Lalu, manakah sebetulnya kepengurusan pertama PBNU? Apakah versi catatan Kiai Abdul Halim atau Qanun Asasi?
Hal demikian perlu penelusuran dan penelitian yang lebih lanjut. Ada kemungkinan catatan Kiai Abdul Halim merupakan kepengurusan yang pertama. Klaim tersebut ditandai dengan adanya berita kemunduran sosok Kiai Dahlan Achyat Kebon Dalem. Pun pada Statuen NU yang disahkan di tahun 1930-an, di bagian akhir terdapat sepenggal kalimat yang menunjukkan adanya perubahan kepengurusan di masa awal sampai di tahun 1930-an.

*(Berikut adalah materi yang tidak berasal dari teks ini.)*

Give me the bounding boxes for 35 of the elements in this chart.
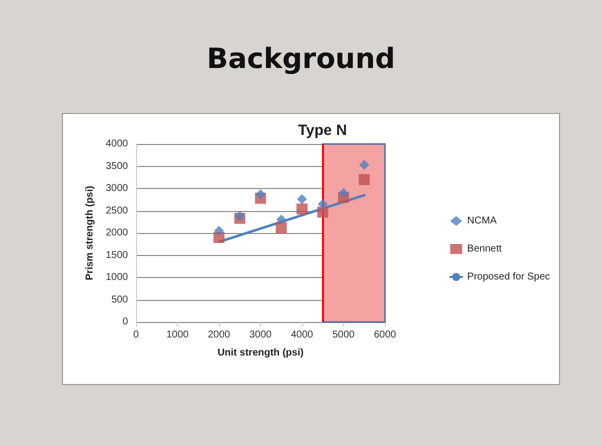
x-tick-label: 2000 [208, 330, 231, 340]
point [297, 194, 307, 204]
y-tick-label: 2000 [106, 228, 128, 238]
y-tick-label: 2500 [106, 205, 128, 216]
x-tick-label: 0 [133, 330, 140, 340]
x-tick-label: 1000 [166, 330, 190, 340]
point [214, 226, 224, 236]
y-tick-label: 1000 [106, 272, 128, 283]
point [317, 206, 328, 218]
y-tick-label: 1500 [106, 250, 128, 261]
point [358, 174, 370, 186]
chart-title: Background [206, 42, 396, 75]
y-tick-label: 4000 [106, 138, 128, 150]
point [296, 203, 308, 214]
legend-label: Bennett [467, 244, 502, 254]
legend-label: NCMA [467, 216, 497, 226]
y-tick-label: 500 [111, 294, 128, 306]
legend-label: Proposed for Spec [467, 272, 550, 282]
point [338, 188, 348, 198]
x-tick-label: 4000 [290, 330, 314, 340]
point [234, 211, 245, 222]
x-tick-label: 6000 [374, 330, 397, 340]
point [276, 214, 286, 225]
x-axis-title: Unit strength (psi) [217, 348, 304, 358]
y-tick-label: 0 [122, 316, 128, 328]
y-tick-label: 3500 [106, 160, 128, 172]
x-tick-label: 5000 [332, 330, 356, 340]
point [276, 222, 287, 234]
point [318, 199, 328, 210]
y-tick-label: 3000 [106, 183, 128, 194]
x-tick-label: 3000 [249, 330, 272, 340]
y-axis-title: Prism strength (psi) [84, 186, 96, 280]
point [359, 160, 370, 170]
chart-subtitle: Type N [298, 122, 347, 139]
point [256, 189, 266, 200]
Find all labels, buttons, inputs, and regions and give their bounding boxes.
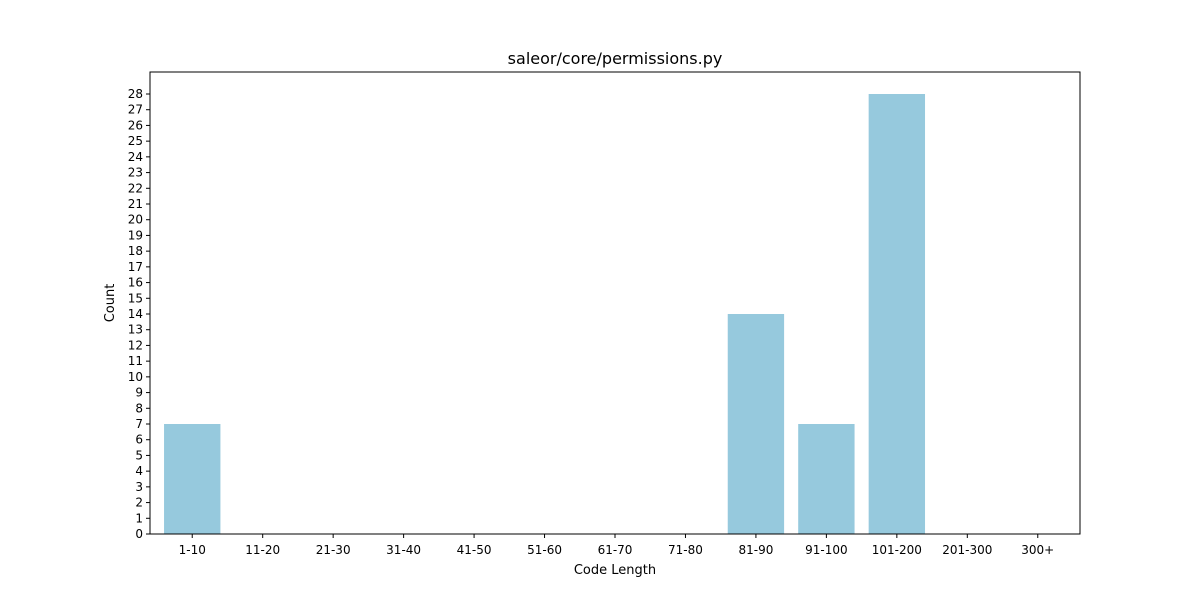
y-tick-label: 20: [128, 213, 143, 227]
y-tick-label: 14: [128, 307, 143, 321]
bar: [164, 424, 221, 534]
x-tick-label: 300+: [1021, 543, 1054, 557]
x-tick-label: 21-30: [316, 543, 351, 557]
x-tick-label: 11-20: [245, 543, 280, 557]
bar: [727, 314, 785, 534]
y-tick-label: 11: [128, 354, 143, 368]
y-tick-label: 6: [135, 433, 143, 447]
y-tick-label: 24: [128, 150, 143, 164]
x-tick-label: 61-70: [598, 543, 633, 557]
y-tick-label: 5: [135, 448, 143, 462]
x-tick-label: 91-100: [805, 543, 848, 557]
y-tick-label: 25: [128, 134, 143, 148]
y-tick-label: 8: [135, 401, 143, 415]
y-tick-label: 0: [135, 527, 143, 541]
y-tick-label: 23: [128, 166, 143, 180]
y-tick-label: 19: [128, 228, 143, 242]
y-tick-label: 2: [135, 496, 143, 510]
y-axis-ticks: 0123456789101112131415161718192021222324…: [128, 87, 150, 541]
x-tick-label: 31-40: [386, 543, 421, 557]
y-tick-label: 10: [128, 370, 143, 384]
y-tick-label: 26: [128, 118, 143, 132]
y-tick-label: 22: [128, 181, 143, 195]
chart-title: saleor/core/permissions.py: [508, 49, 723, 68]
y-tick-label: 17: [128, 260, 143, 274]
y-tick-label: 1: [135, 511, 143, 525]
y-tick-label: 4: [135, 464, 143, 478]
x-tick-label: 71-80: [668, 543, 703, 557]
plot-frame: [149, 71, 1081, 535]
y-tick-label: 16: [128, 276, 143, 290]
bar: [798, 424, 855, 534]
x-tick-label: 101-200: [872, 543, 922, 557]
y-axis-label: Count: [103, 284, 118, 323]
bars-group: [164, 94, 926, 534]
x-axis-label: Code Length: [574, 563, 656, 578]
bar: [868, 94, 926, 534]
y-tick-label: 9: [135, 386, 143, 400]
y-tick-label: 15: [128, 291, 143, 305]
x-tick-label: 51-60: [527, 543, 562, 557]
x-tick-label: 201-300: [942, 543, 992, 557]
y-tick-label: 27: [128, 103, 143, 117]
y-tick-label: 28: [128, 87, 143, 101]
x-tick-label: 81-90: [738, 543, 773, 557]
y-tick-label: 7: [135, 417, 143, 431]
y-tick-label: 12: [128, 338, 143, 352]
y-tick-label: 21: [128, 197, 143, 211]
y-tick-label: 18: [128, 244, 143, 258]
x-tick-label: 41-50: [457, 543, 492, 557]
y-tick-label: 3: [135, 480, 143, 494]
x-tick-label: 1-10: [179, 543, 206, 557]
y-tick-label: 13: [128, 323, 143, 337]
x-axis-ticks: 1-10 11-20 21-30 31-40 41-50 51-60 61-70 71-80 8…: [179, 534, 1054, 557]
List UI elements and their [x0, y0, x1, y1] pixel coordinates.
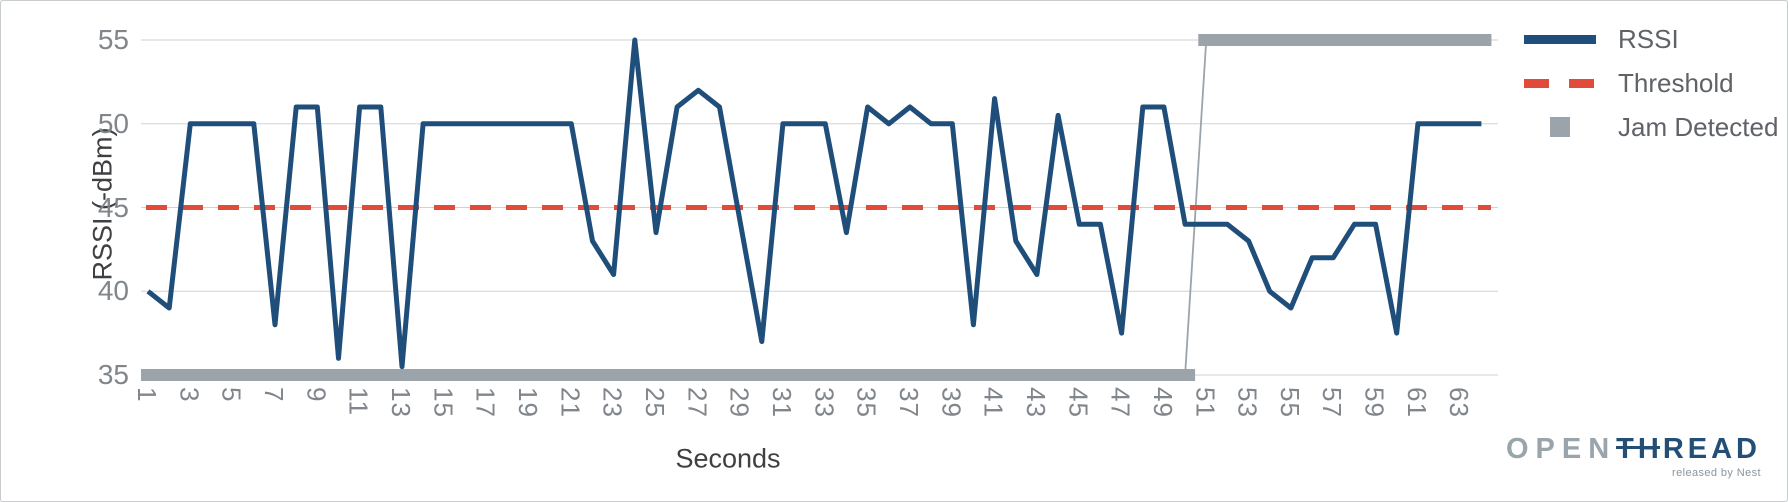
y-tick-label-55: 55 [97, 24, 129, 55]
rssi-line-swatch [1524, 34, 1602, 44]
x-tick-label-53: 53 [1232, 387, 1263, 418]
x-tick-label-59: 59 [1359, 387, 1390, 418]
x-tick-label-1: 1 [132, 387, 162, 403]
x-tick-label-11: 11 [343, 387, 374, 416]
x-tick-label-57: 57 [1317, 387, 1348, 418]
x-tick-label-15: 15 [428, 387, 459, 418]
legend-item-jam: Jam Detected [1524, 111, 1779, 142]
x-tick-label-13: 13 [385, 387, 416, 418]
openthread-wordmark: OPENTHREAD [1506, 433, 1761, 466]
x-tick-label-7: 7 [258, 387, 289, 403]
x-tick-label-63: 63 [1444, 387, 1475, 418]
x-tick-label-9: 9 [301, 387, 332, 403]
x-tick-label-5: 5 [216, 387, 247, 403]
openthread-logo: OPENTHREAD released by Nest [1506, 433, 1761, 479]
y-tick-label-40: 40 [97, 275, 129, 307]
x-tick-label-49: 49 [1147, 387, 1178, 418]
x-tick-label-23: 23 [597, 387, 628, 418]
y-tick-label-45: 45 [97, 191, 129, 223]
x-tick-label-33: 33 [809, 387, 840, 418]
logo-tagline: released by Nest [1672, 467, 1761, 479]
x-tick-label-3: 3 [174, 387, 205, 403]
logo-open-text: OPEN [1505, 433, 1617, 465]
y-tick-label-35: 35 [97, 359, 129, 390]
x-tick-label-51: 51 [1190, 387, 1221, 418]
x-tick-label-31: 31 [766, 387, 797, 418]
rssi-line [146, 37, 1482, 370]
jam-square-swatch [1524, 117, 1602, 137]
x-tick-label-47: 47 [1105, 387, 1136, 418]
x-tick-label-37: 37 [893, 387, 924, 418]
x-tick-label-35: 35 [851, 387, 882, 418]
x-tick-label-45: 45 [1063, 387, 1094, 418]
y-tick-label-50: 50 [97, 107, 129, 139]
logo-thread-text: THREAD [1616, 433, 1761, 465]
x-tick-label-27: 27 [682, 387, 713, 418]
x-tick-label-41: 41 [978, 387, 1009, 418]
legend-label: RSSI [1618, 23, 1679, 54]
legend-item-threshold: Threshold [1524, 67, 1778, 98]
x-tick-label-61: 61 [1401, 387, 1432, 418]
legend: RSSI Threshold Jam Detected [1524, 23, 1779, 157]
x-tick-label-19: 19 [512, 387, 543, 418]
legend-item-rssi: RSSI [1524, 23, 1778, 54]
x-tick-label-25: 25 [639, 387, 670, 418]
x-tick-label-21: 21 [555, 387, 586, 418]
x-tick-label-55: 55 [1274, 387, 1305, 418]
x-tick-label-29: 29 [724, 387, 755, 418]
x-tick-label-43: 43 [1020, 387, 1051, 418]
x-tick-label-39: 39 [936, 387, 967, 418]
threshold-dash-swatch [1524, 78, 1602, 88]
legend-label: Threshold [1618, 67, 1734, 98]
x-tick-label-17: 17 [470, 387, 501, 418]
x-axis-title: Seconds [675, 443, 781, 474]
legend-label: Jam Detected [1618, 111, 1779, 142]
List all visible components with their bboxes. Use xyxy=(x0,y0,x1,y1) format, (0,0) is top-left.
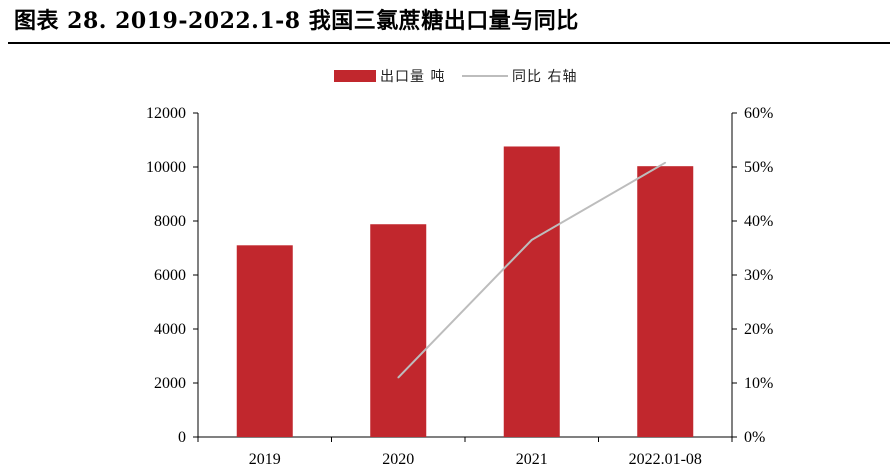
left-tick-label: 0 xyxy=(178,429,186,446)
left-tick-label: 12000 xyxy=(146,105,186,122)
line-series xyxy=(397,161,667,379)
line-point xyxy=(530,239,533,241)
x-tick-label: 2020 xyxy=(382,451,414,468)
bar-series xyxy=(236,146,694,438)
legend: 出口量 吨 同比 右轴 xyxy=(334,69,577,85)
x-tick-label: 2021 xyxy=(516,451,548,468)
bar xyxy=(370,224,427,437)
right-tick-label: 0% xyxy=(744,429,765,446)
x-tick-label: 2019 xyxy=(249,451,281,468)
left-tick-label: 8000 xyxy=(154,213,186,230)
tick-labels: 0 2000 4000 6000 8000 10000 12000 0% 10% 20% 30% 40… xyxy=(146,105,773,468)
bar xyxy=(503,146,560,438)
left-tick-label: 4000 xyxy=(154,321,186,338)
line-point xyxy=(397,376,400,379)
legend-swatch-bar xyxy=(334,70,376,82)
left-tick-label: 2000 xyxy=(154,375,186,392)
bar xyxy=(236,245,293,437)
right-tick-label: 60% xyxy=(744,105,773,122)
left-tick-label: 10000 xyxy=(146,159,186,176)
right-tick-label: 10% xyxy=(744,375,773,392)
right-tick-label: 50% xyxy=(744,159,773,176)
line-point xyxy=(664,161,667,164)
x-tick-label: 2022.01-08 xyxy=(629,451,702,468)
legend-label-line: 同比 右轴 xyxy=(512,69,577,85)
title-underline xyxy=(8,42,890,44)
left-tick-label: 6000 xyxy=(154,267,186,284)
legend-label-bar: 出口量 吨 xyxy=(380,69,445,85)
right-tick-label: 20% xyxy=(744,321,773,338)
right-tick-label: 30% xyxy=(744,267,773,284)
figure-title: 图表 28. 2019-2022.1-8 我国三氯蔗糖出口量与同比 xyxy=(14,8,579,34)
bar xyxy=(637,166,694,437)
right-tick-label: 40% xyxy=(744,213,773,230)
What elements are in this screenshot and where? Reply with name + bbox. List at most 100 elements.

Statuen tersebut terdapat dalam satu jilid dengan Qanun Asasi.
“Nama-nama anggota H.B. jg (yang) pertama kali tidak dimoeat, sebab orang-orangnja soedah berganti (Statuen h.6)”
Namun, ada kemungkinan juga kepengurusan yang pertama adalah yang termaktub dalam Qanun Asasi tersebut. Bagaimana pun itu adalah dokumen pertama yang ada yang disahkan secara hukum.
‘Ala kulli hal, kita bisa merujuk pada kedua dokumen tersebut asalkan dengan syarat mencantumkan referensi yang jelas. Tidak seperti gambar yang beredar tersebut, tidak mencantumkan sumber referensi sama sekali.